Aslında görüştüğümüz onlarca kişiden sonra olayın cereyan

tarzı hakkında bir şüphe duymamak gerekir. Ersever'in zararlı

olmaya başladığı, giderek devleti ve kurumlarını hedef

tuttuğu, ilişkilerinin yanlış boyutunun büyüdüğü ve yargı

önünde bir cezayı hakettiği muhakkaktır. Burada ve olayı

uzunca anlatarak Sayın Başbakan'ın dikkatine sunmak

istediğimiz temel husus; bu dönemde Ankara'da oluşan havanın

göstergesi olması itibarıyla bu konunun taşıdığı önemdir.

MİT'in tabiriyle yakalayanlar Cem'i ve arkadaşlarını "infaz

grubuna teslim" etmişlerdi. "İnfaz grubu" ibaresi

kanaatimizce birçok olayın düğüm noktasıdır. "İnfaz grubu"na

kim emir verebilir? Böyle bir grubu kimler kurabilir?

Devlette bu yetki olacaksa sistem nasıl işleyecektir? Ve

hangi amaçla bu sistem çalıştırılacaktır?

Şu husus bilinmektedir. OHAL bölgesinde bu karar mercii

başçavuşlara, komiser yardımcılarına çok daha önemlisi bu

yetki dünkü terörist yarınki potansiyel suçlu itirafçılara

kadar inmiştir. 1996 yılında Kolordu Komutanı'nın her türlü

düzensizliğe son vermek için harekete geçmesi bu adam

öldürmedeki keyfiliği de bir noktaya kadar önlemiştir.
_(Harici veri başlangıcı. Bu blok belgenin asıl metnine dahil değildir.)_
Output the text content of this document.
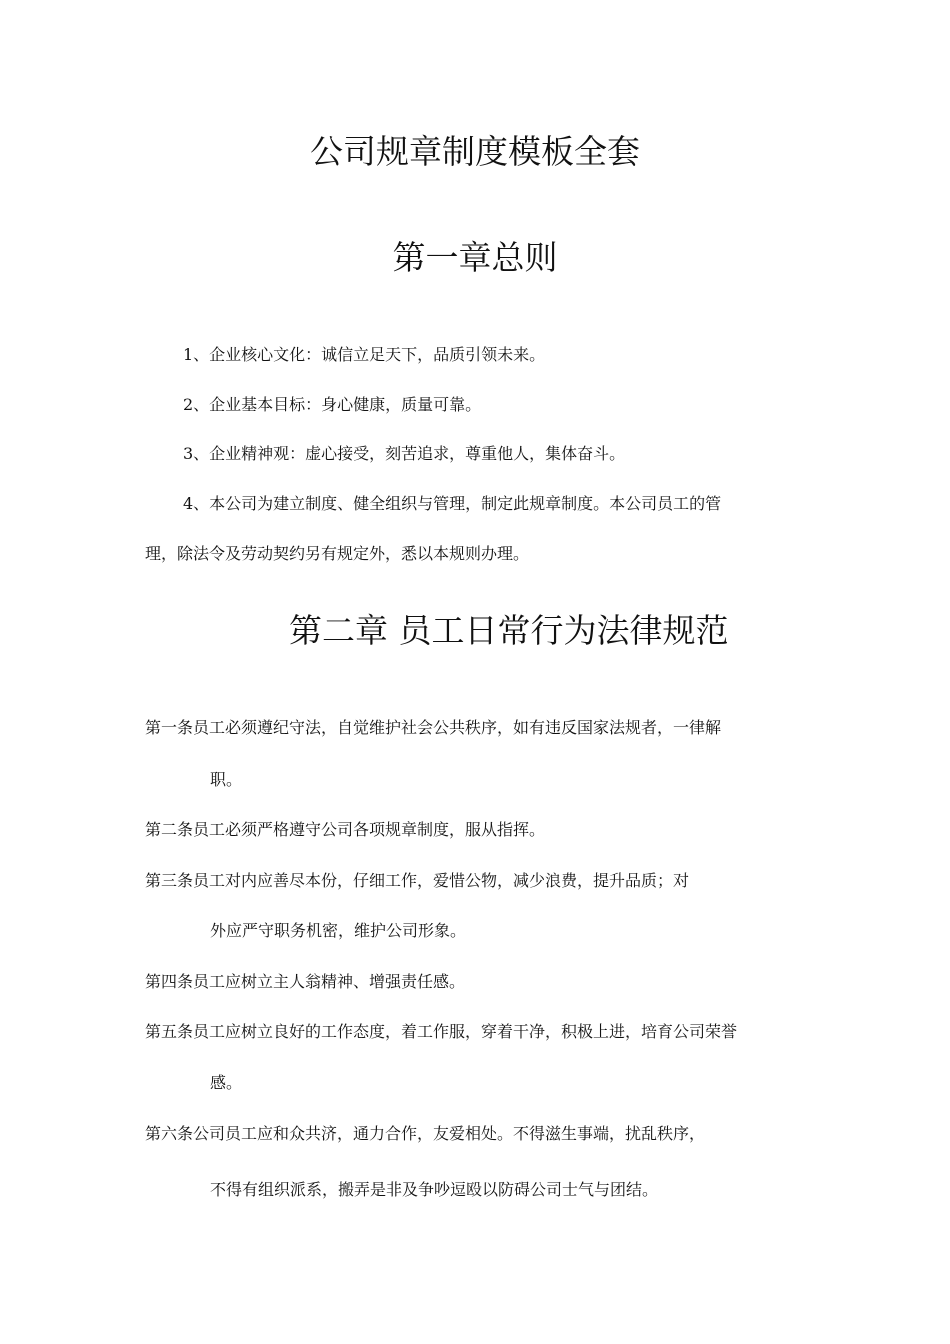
公司规章制度模板全套
第一章总则
1、企业核心文化：诚信立足天下，品质引领未来。
2、企业基本目标：身心健康，质量可靠。
3、企业精神观：虚心接受，刻苦追求，尊重他人，集体奋斗。
4、本公司为建立制度、健全组织与管理，制定此规章制度。本公司员工的管
理，除法令及劳动契约另有规定外，悉以本规则办理。
第二章 员工日常行为法律规范
第一条员工必须遵纪守法，自觉维护社会公共秩序，如有违反国家法规者，一律解
职。
第二条员工必须严格遵守公司各项规章制度，服从指挥。
第三条员工对内应善尽本份，仔细工作，爱惜公物，减少浪费，提升品质；对
外应严守职务机密，维护公司形象。
第四条员工应树立主人翁精神、增强责任感。
第五条员工应树立良好的工作态度，着工作服，穿着干净，积极上进，培育公司荣誉
感。
第六条公司员工应和众共济，通力合作，友爱相处。不得滋生事端，扰乱秩序，
不得有组织派系，搬弄是非及争吵逗殴以防碍公司士气与团结。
Çünkü

mahkemelere kadar gitmiş bir konu nedeniyle elden ele teslim

edilen kişilerin devlet elindeyken köprü altında ölü olarak

bulunmasının faili meçhul olamayacağı aşikârdır.

OHAL Bölgesi'nde bunlar olurken, Cem Ersever ve

arkadaşlarının Ankara'da faili meçhul bir cinayete kurban

olmaları artık kamu yararının dışında kamu zararı tevlit eder

boyutlara gelindiğini ispat eden bir örnek oluşturmaktadır.